Briones-Aranda Alfredo1,Ramírez-Carballo Javier1,Gómez Bernardo Alfredo Romero1,Villa Victor Manuel Vega1,Pérez Manuela Castellanos1,Parra Esmeralda Garcia2,Santeliz-Montero Hugo Roberto3

Affiliation:

1. Faculty of Human Medicine , Autonomous University of Chiapas (UNACH) , Tuxtla Gutierrez , Chiapas, Mexico

2. Faculty of Nutrition and Food Science , Art and Science University of Chiapas (UNICACH) , Tuxtla Gutierrez , Chiapas, Mexico

3. Integral Hospital “Ángel Albino Corzo” , Jaltenango de la Paz, Chiapas, Mexico

Abstract

Abstract Background and aims: Bromocriptine is a dopaminergic (D2) agonist that has shown hypoglycemic and normotensive activity in preclinical and clinical studies.
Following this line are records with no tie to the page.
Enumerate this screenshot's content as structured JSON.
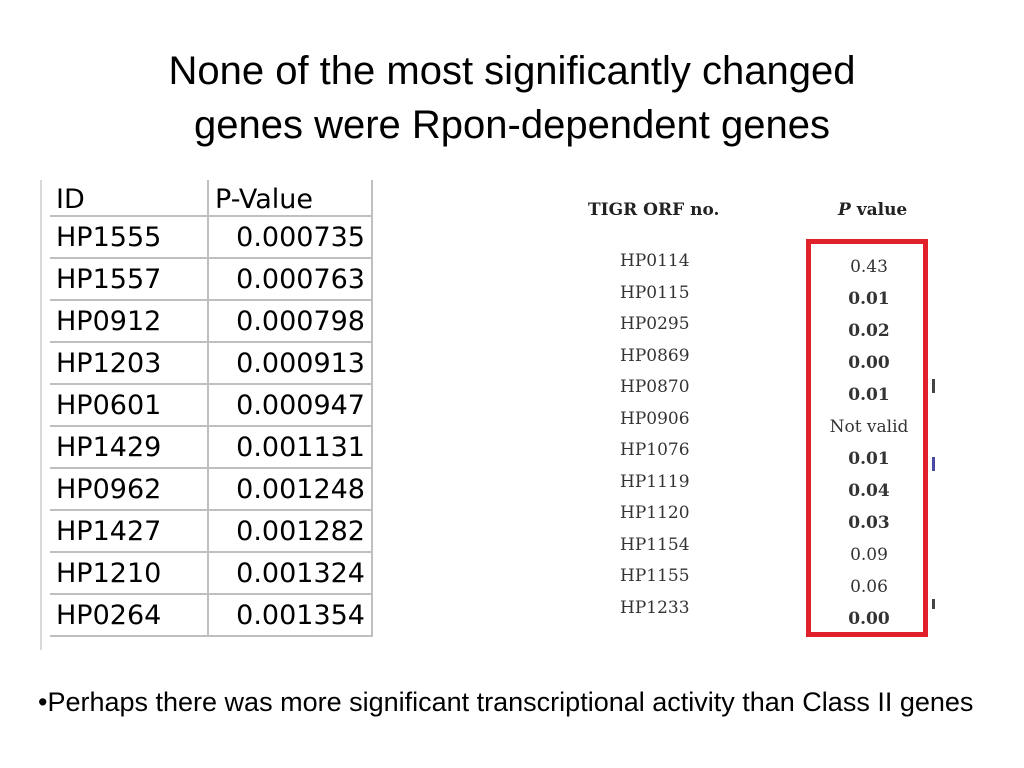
{
  "title": {
    "line1": "None of the most significantly changed",
    "line2": "genes were Rpon-dependent genes"
  },
  "left_table": {
    "headers": [
      "ID",
      "P-Value"
    ],
    "rows": [
      [
        "HP1555",
        "0.000735"
      ],
      [
        "HP1557",
        "0.000763"
      ],
      [
        "HP0912",
        "0.000798"
      ],
      [
        "HP1203",
        "0.000913"
      ],
      [
        "HP0601",
        "0.000947"
      ],
      [
        "HP1429",
        "0.001131"
      ],
      [
        "HP0962",
        "0.001248"
      ],
      [
        "HP1427",
        "0.001282"
      ],
      [
        "HP1210",
        "0.001324"
      ],
      [
        "HP0264",
        "0.001354"
      ]
    ]
  },
  "right_table": {
    "header_orf": "TIGR ORF no.",
    "header_p_italic": "P",
    "header_p_rest": " value",
    "orfs": [
      "HP0114",
      "HP0115",
      "HP0295",
      "HP0869",
      "HP0870",
      "HP0906",
      "HP1076",
      "HP1119",
      "HP1120",
      "HP1154",
      "HP1155",
      "HP1233"
    ],
    "pvalues": [
      "0.43",
      "0.01",
      "0.02",
      "0.00",
      "0.01",
      "Not valid",
      "0.01",
      "0.04",
      "0.03",
      "0.09",
      "0.06",
      "0.00"
    ],
    "highlight_color": "#e0202a"
  },
  "bullet": {
    "text": "•Perhaps there was more significant transcriptional activity than Class II genes"
  }
}
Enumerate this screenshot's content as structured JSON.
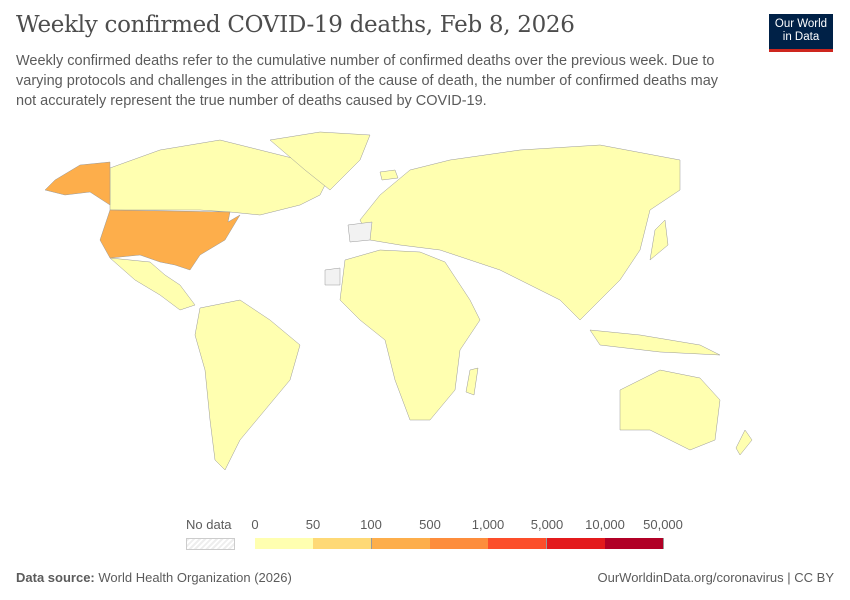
{
  "header": {
    "title": "Weekly confirmed COVID-19 deaths, Feb 8, 2026",
    "subtitle": "Weekly confirmed deaths refer to the cumulative number of confirmed deaths over the previous week. Due to varying protocols and challenges in the attribution of the cause of death, the number of confirmed deaths may not accurately represent the true number of deaths caused by COVID-19.",
    "logo_line1": "Our World",
    "logo_line2": "in Data"
  },
  "map": {
    "date": "Feb 8, 2026",
    "default_bin": "0–50",
    "highlighted": [
      {
        "country": "United States",
        "bin": "100–500"
      }
    ],
    "no_data_regions": [
      "Western Sahara",
      "Spain"
    ]
  },
  "legend": {
    "no_data_label": "No data",
    "ticks": [
      "0",
      "50",
      "100",
      "500",
      "1,000",
      "5,000",
      "10,000",
      "50,000"
    ],
    "colors": [
      "#ffffb0",
      "#fed976",
      "#fdae4b",
      "#fd8d3c",
      "#fc4e2a",
      "#e31a1c",
      "#b10026"
    ]
  },
  "footer": {
    "source_label": "Data source:",
    "source": "World Health Organization (2026)",
    "url": "OurWorldinData.org/coronavirus | CC BY"
  }
}
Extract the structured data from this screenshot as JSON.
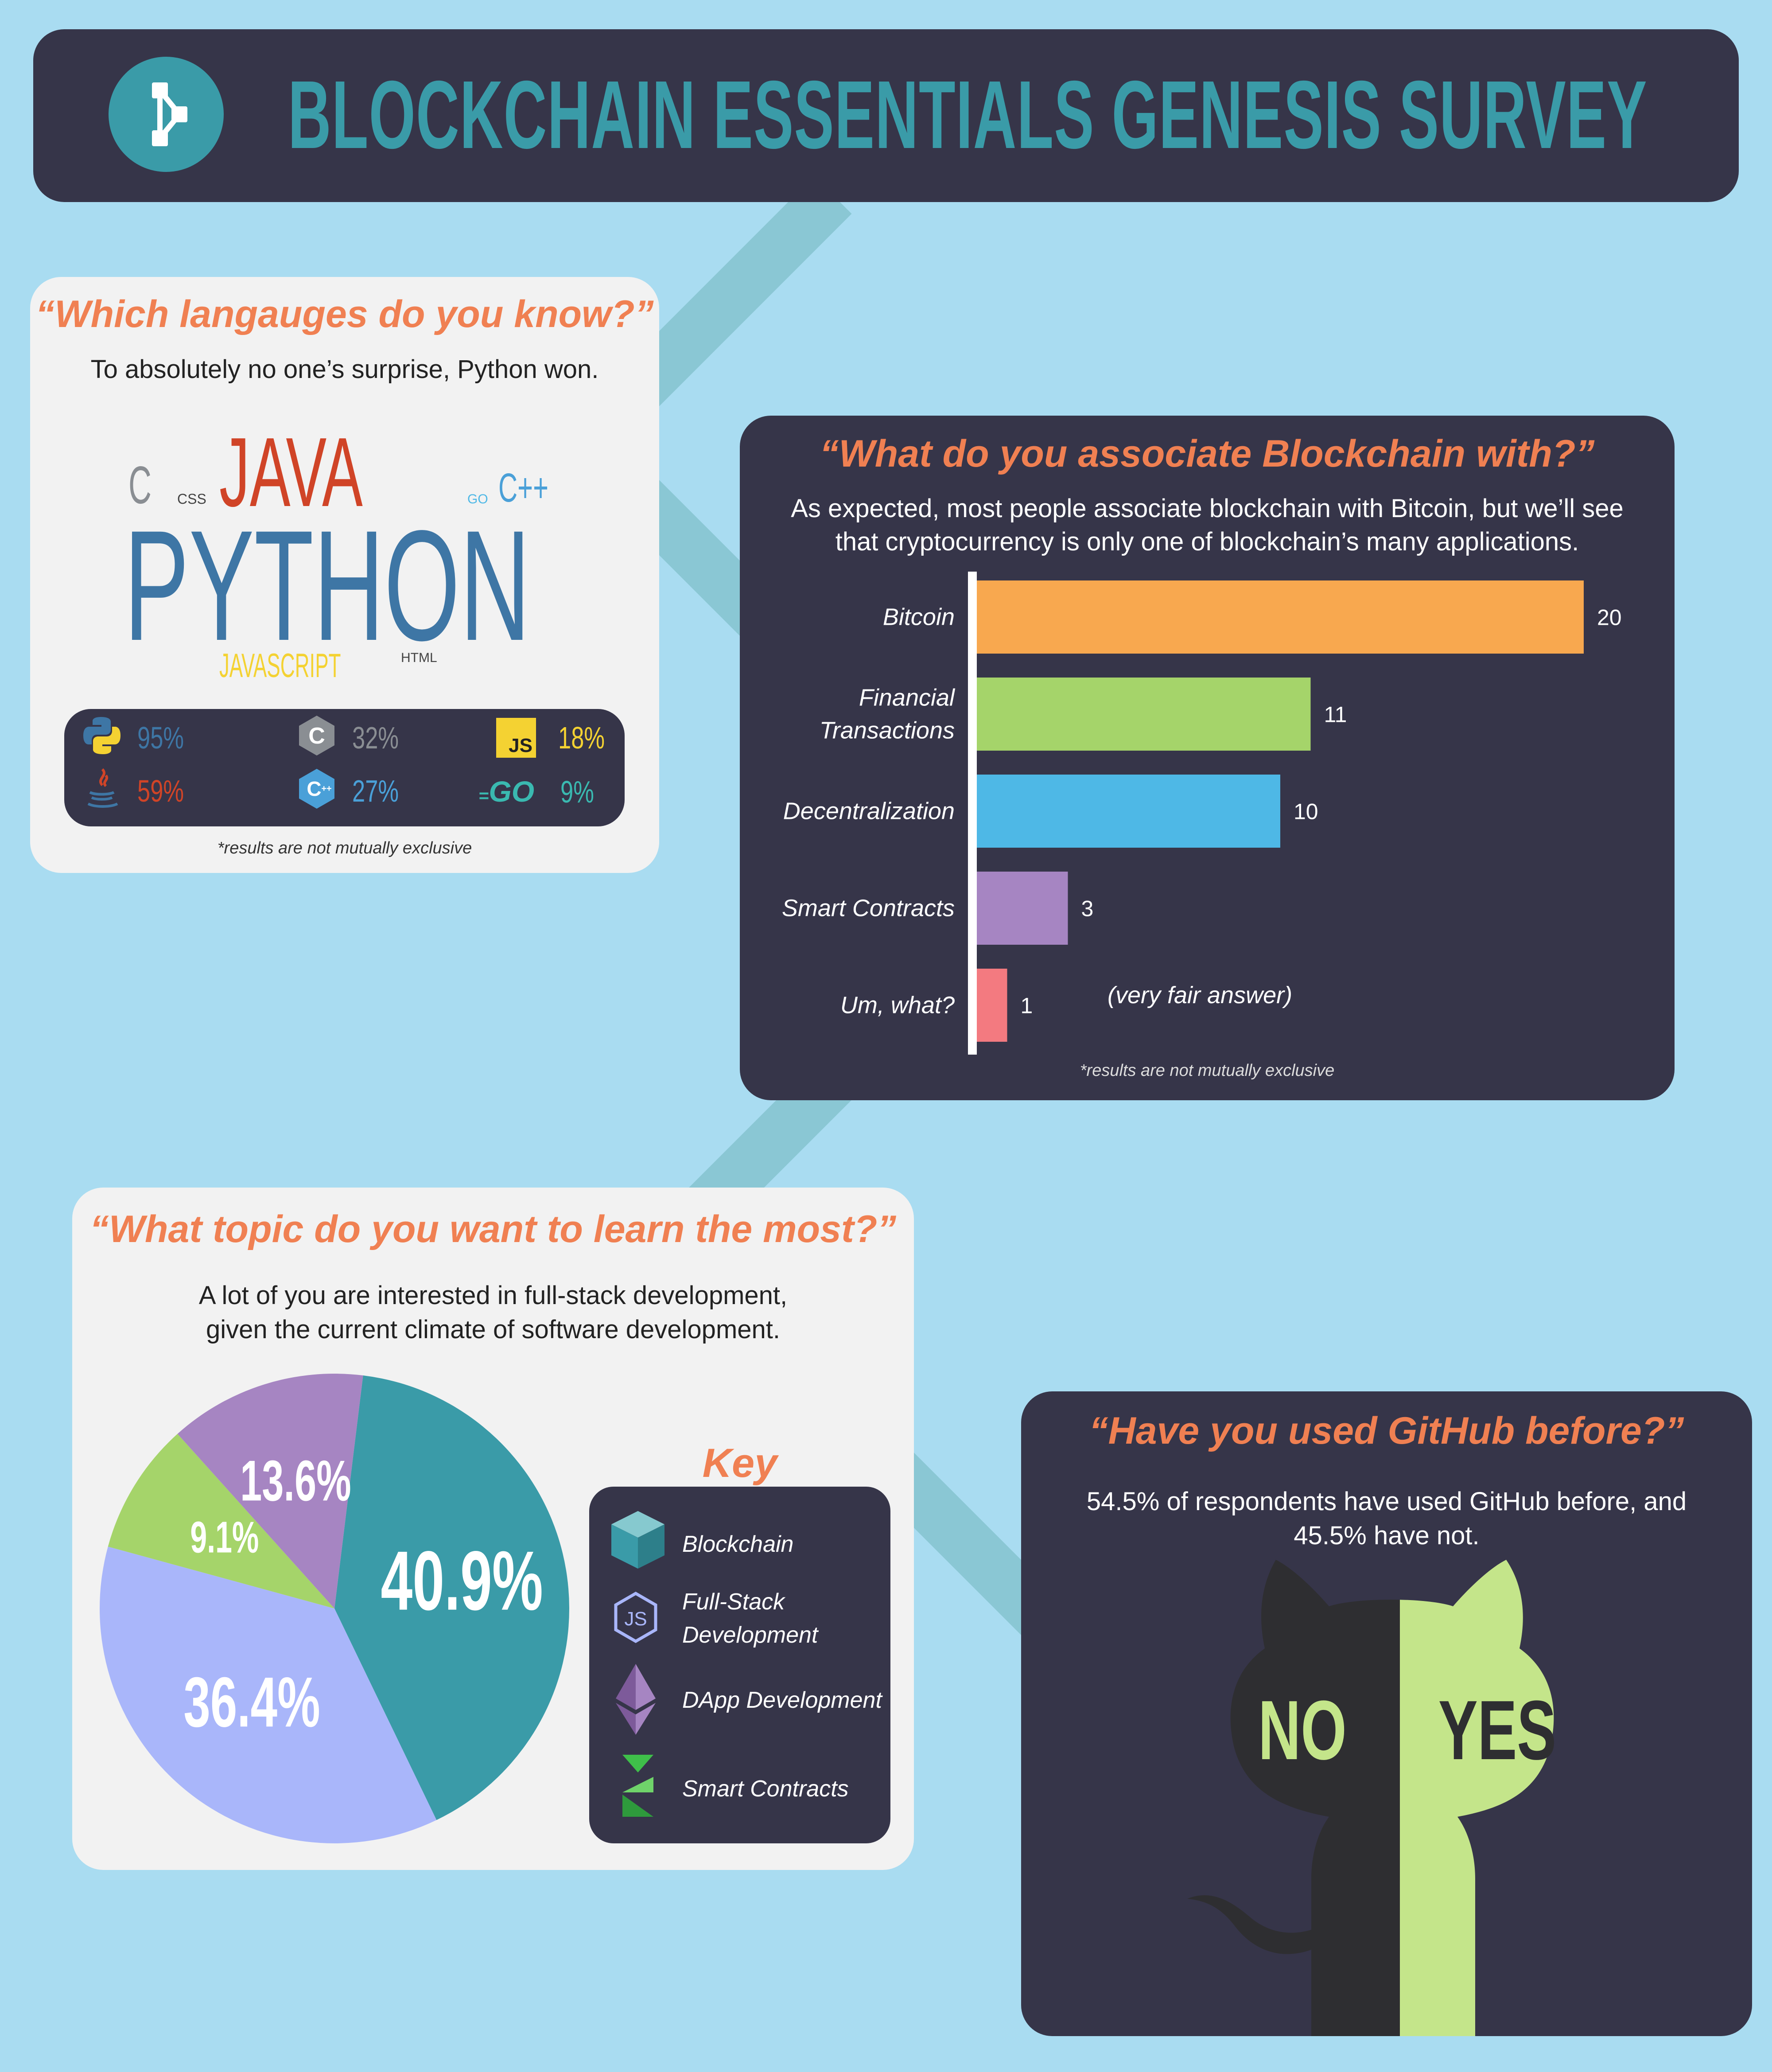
{
  "header": {
    "title": "BLOCKCHAIN ESSENTIALS GENESIS SURVEY",
    "logo_icon": "blockchain-network-icon",
    "bg_color": "#363549",
    "accent_color": "#3a9ba8"
  },
  "languages": {
    "title": "“Which langauges do you know?”",
    "subtitle": "To absolutely no one’s surprise, Python won.",
    "cloud": {
      "c": "C",
      "css": "CSS",
      "java": "JAVA",
      "go": "GO",
      "cpp": "C++",
      "python": "PYTHON",
      "javascript": "JAVASCRIPT",
      "html": "HTML"
    },
    "stats": [
      {
        "icon": "python-icon",
        "value": "95%"
      },
      {
        "icon": "c-icon",
        "value": "32%"
      },
      {
        "icon": "js-icon",
        "value": "18%"
      },
      {
        "icon": "java-icon",
        "value": "59%"
      },
      {
        "icon": "cpp-icon",
        "value": "27%"
      },
      {
        "icon": "go-icon",
        "value": "9%"
      }
    ],
    "js_badge": "JS",
    "go_badge": "GO",
    "footnote": "*results are not mutually exclusive"
  },
  "associate": {
    "title": "“What do you associate Blockchain with?”",
    "subtitle_line1": "As expected, most people associate blockchain with Bitcoin, but we’ll see",
    "subtitle_line2": "that cryptocurrency is only one of blockchain’s many applications.",
    "annotation": "(very fair answer)",
    "footnote": "*results are not mutually exclusive"
  },
  "chart_data": [
    {
      "type": "bar",
      "orientation": "horizontal",
      "categories": [
        "Bitcoin",
        "Financial Transactions",
        "Decentralization",
        "Smart Contracts",
        "Um, what?"
      ],
      "category_lines": [
        [
          "Bitcoin"
        ],
        [
          "Financial",
          "Transactions"
        ],
        [
          "Decentralization"
        ],
        [
          "Smart Contracts"
        ],
        [
          "Um, what?"
        ]
      ],
      "values": [
        20,
        11,
        10,
        3,
        1
      ],
      "value_labels": [
        "20",
        "11",
        "10",
        "3",
        "1"
      ],
      "colors": [
        "#f8a84f",
        "#a5d46a",
        "#4eb8e6",
        "#a685c2",
        "#f37a80"
      ],
      "xlim": [
        0,
        20
      ]
    },
    {
      "type": "pie",
      "categories": [
        "Blockchain",
        "Full-Stack Development",
        "DApp Development",
        "Smart Contracts"
      ],
      "values": [
        40.9,
        36.4,
        9.1,
        13.6
      ],
      "value_labels": [
        "40.9%",
        "36.4%",
        "9.1%",
        "13.6%"
      ],
      "colors": [
        "#3a9ba8",
        "#a9b6fa",
        "#a5d46a",
        "#a685c2"
      ]
    },
    {
      "type": "pie",
      "categories": [
        "NO",
        "YES"
      ],
      "values": [
        45.5,
        54.5
      ],
      "colors": [
        "#2e2e31",
        "#c4e58a"
      ]
    }
  ],
  "topic": {
    "title": "“What topic do you want to learn the most?”",
    "subtitle_line1": "A lot of you are interested in full-stack development,",
    "subtitle_line2": "given the current climate of software development.",
    "key_title": "Key",
    "key_items": [
      {
        "icon": "cube-icon",
        "label_lines": [
          "Blockchain"
        ]
      },
      {
        "icon": "nodejs-icon",
        "label_lines": [
          "Full-Stack",
          "Development"
        ]
      },
      {
        "icon": "ethereum-icon",
        "label_lines": [
          "DApp Development"
        ]
      },
      {
        "icon": "smart-contract-icon",
        "label_lines": [
          "Smart Contracts"
        ]
      }
    ]
  },
  "github": {
    "title": "“Have you used GitHub before?”",
    "subtitle_line1": "54.5% of respondents have used GitHub before, and",
    "subtitle_line2": "45.5% have not.",
    "no_label": "NO",
    "yes_label": "YES"
  }
}
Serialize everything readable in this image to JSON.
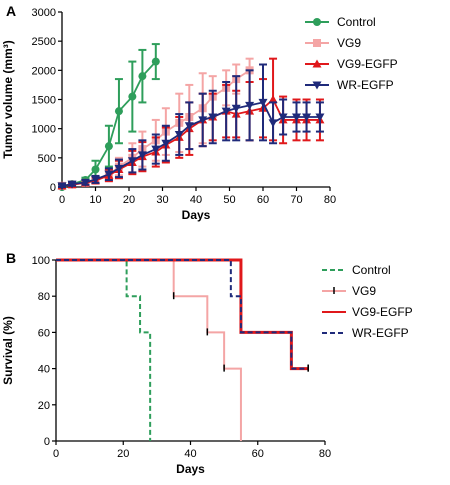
{
  "chart_data": [
    {
      "panel_label": "A",
      "type": "line",
      "xlabel": "Days",
      "ylabel": "Tumor volume (mm³)",
      "xlim": [
        0,
        80
      ],
      "ylim": [
        0,
        3000
      ],
      "xticks": [
        0,
        10,
        20,
        30,
        40,
        50,
        60,
        70,
        80
      ],
      "yticks": [
        0,
        500,
        1000,
        1500,
        2000,
        2500,
        3000
      ],
      "grid": false,
      "legend_position": "top-right",
      "series": [
        {
          "name": "Control",
          "color": "#2e9e5b",
          "marker": "circle",
          "x": [
            0,
            3,
            7,
            10,
            14,
            17,
            21,
            24,
            28
          ],
          "y": [
            0,
            50,
            120,
            300,
            700,
            1300,
            1550,
            1900,
            2150
          ],
          "err": [
            20,
            30,
            40,
            150,
            350,
            550,
            600,
            450,
            300
          ]
        },
        {
          "name": "VG9",
          "color": "#f4a5a5",
          "marker": "square",
          "x": [
            0,
            3,
            7,
            10,
            14,
            17,
            21,
            24,
            28,
            31,
            35,
            38,
            42,
            45,
            49,
            52,
            56
          ],
          "y": [
            20,
            40,
            70,
            120,
            200,
            350,
            500,
            650,
            800,
            950,
            1100,
            1200,
            1350,
            1550,
            1700,
            1850,
            2000
          ],
          "err": [
            20,
            20,
            40,
            60,
            100,
            150,
            250,
            300,
            350,
            400,
            500,
            550,
            600,
            350,
            300,
            250,
            200
          ]
        },
        {
          "name": "VG9-EGFP",
          "color": "#e0181b",
          "marker": "triangle-up",
          "x": [
            0,
            3,
            7,
            10,
            14,
            17,
            21,
            24,
            28,
            31,
            35,
            38,
            42,
            45,
            49,
            52,
            56,
            60,
            63,
            66,
            70,
            73,
            77
          ],
          "y": [
            20,
            40,
            70,
            110,
            200,
            300,
            420,
            520,
            600,
            720,
            850,
            1000,
            1150,
            1200,
            1300,
            1250,
            1300,
            1350,
            1500,
            1150,
            1150,
            1150,
            1150
          ],
          "err": [
            20,
            20,
            40,
            50,
            100,
            150,
            200,
            250,
            250,
            300,
            350,
            450,
            450,
            400,
            450,
            400,
            500,
            500,
            700,
            400,
            350,
            350,
            350
          ]
        },
        {
          "name": "WR-EGFP",
          "color": "#1f2a7a",
          "marker": "triangle-down",
          "x": [
            0,
            3,
            7,
            10,
            14,
            17,
            21,
            24,
            28,
            31,
            35,
            38,
            42,
            45,
            49,
            52,
            56,
            60,
            63,
            66,
            70,
            73,
            77
          ],
          "y": [
            20,
            50,
            80,
            130,
            220,
            320,
            450,
            550,
            650,
            750,
            900,
            1050,
            1150,
            1200,
            1300,
            1350,
            1400,
            1450,
            1100,
            1200,
            1200,
            1200,
            1200
          ],
          "err": [
            20,
            30,
            40,
            60,
            100,
            150,
            200,
            250,
            250,
            300,
            350,
            400,
            450,
            450,
            500,
            550,
            600,
            650,
            350,
            300,
            250,
            250,
            250
          ]
        }
      ]
    },
    {
      "panel_label": "B",
      "type": "line",
      "subtype": "kaplan-meier",
      "xlabel": "Days",
      "ylabel": "Survival (%)",
      "xlim": [
        0,
        80
      ],
      "ylim": [
        0,
        100
      ],
      "xticks": [
        0,
        20,
        40,
        60,
        80
      ],
      "yticks": [
        0,
        20,
        40,
        60,
        80,
        100
      ],
      "grid": false,
      "legend_position": "top-right",
      "series": [
        {
          "name": "Control",
          "color": "#2e9e5b",
          "dash": "dashed",
          "steps": [
            [
              0,
              100
            ],
            [
              21,
              80
            ],
            [
              25,
              60
            ],
            [
              28,
              0
            ]
          ],
          "end": 28,
          "censored": []
        },
        {
          "name": "VG9",
          "color": "#f4a5a5",
          "dash": "solid",
          "steps": [
            [
              0,
              100
            ],
            [
              35,
              80
            ],
            [
              45,
              60
            ],
            [
              50,
              40
            ],
            [
              55,
              0
            ]
          ],
          "end": 55,
          "censored": [
            [
              35,
              80
            ],
            [
              45,
              60
            ],
            [
              50,
              40
            ]
          ]
        },
        {
          "name": "VG9-EGFP",
          "color": "#e0181b",
          "dash": "solid",
          "steps": [
            [
              0,
              100
            ],
            [
              55,
              60
            ],
            [
              70,
              40
            ]
          ],
          "end": 75,
          "censored": [
            [
              75,
              40
            ]
          ]
        },
        {
          "name": "WR-EGFP",
          "color": "#1f2a7a",
          "dash": "dashed",
          "steps": [
            [
              0,
              100
            ],
            [
              52,
              80
            ],
            [
              55,
              60
            ],
            [
              70,
              40
            ]
          ],
          "end": 75,
          "censored": [
            [
              75,
              40
            ]
          ]
        }
      ]
    }
  ]
}
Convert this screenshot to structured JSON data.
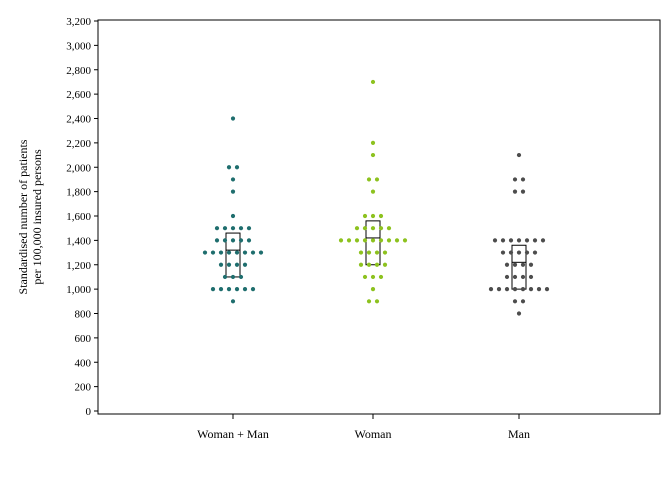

The main objective of this study was to investigate the effect of bromocriptine plus metformin on glycaemia and blood pressure in patients with type 2 diabetes mellitus (T2DM). Material and methods: An open-label randomised controlled trial was conducted for three months. It involved two groups (n=10), each containing 2 women and 8 men with an average age of 50 years. One group was given monotherapy (MT) with metformin (850 mg every 12 h) and the other combined therapy (CT) with the same dose of metformin plus an increasing dose of bromocriptine (from 1.25 mg per day to 2.5 mg per day). The parameters monitored were glycaemia, glycated hemoglobin (HbA1c), serum creatinine, blood pressure, and the body mass index. Results: CT was able to significantly decrease the level of glycaemia, HbA1c and diastolic blood pressure, whereas MT had no effect on any of the measured variables. Conclusions: The ability of CT with bromocriptine and metformin to control glycaemia and produce a normotensive effect reaffirms its advantages for controlling T2DM. Further research is needed to improve this therapeutic strategy.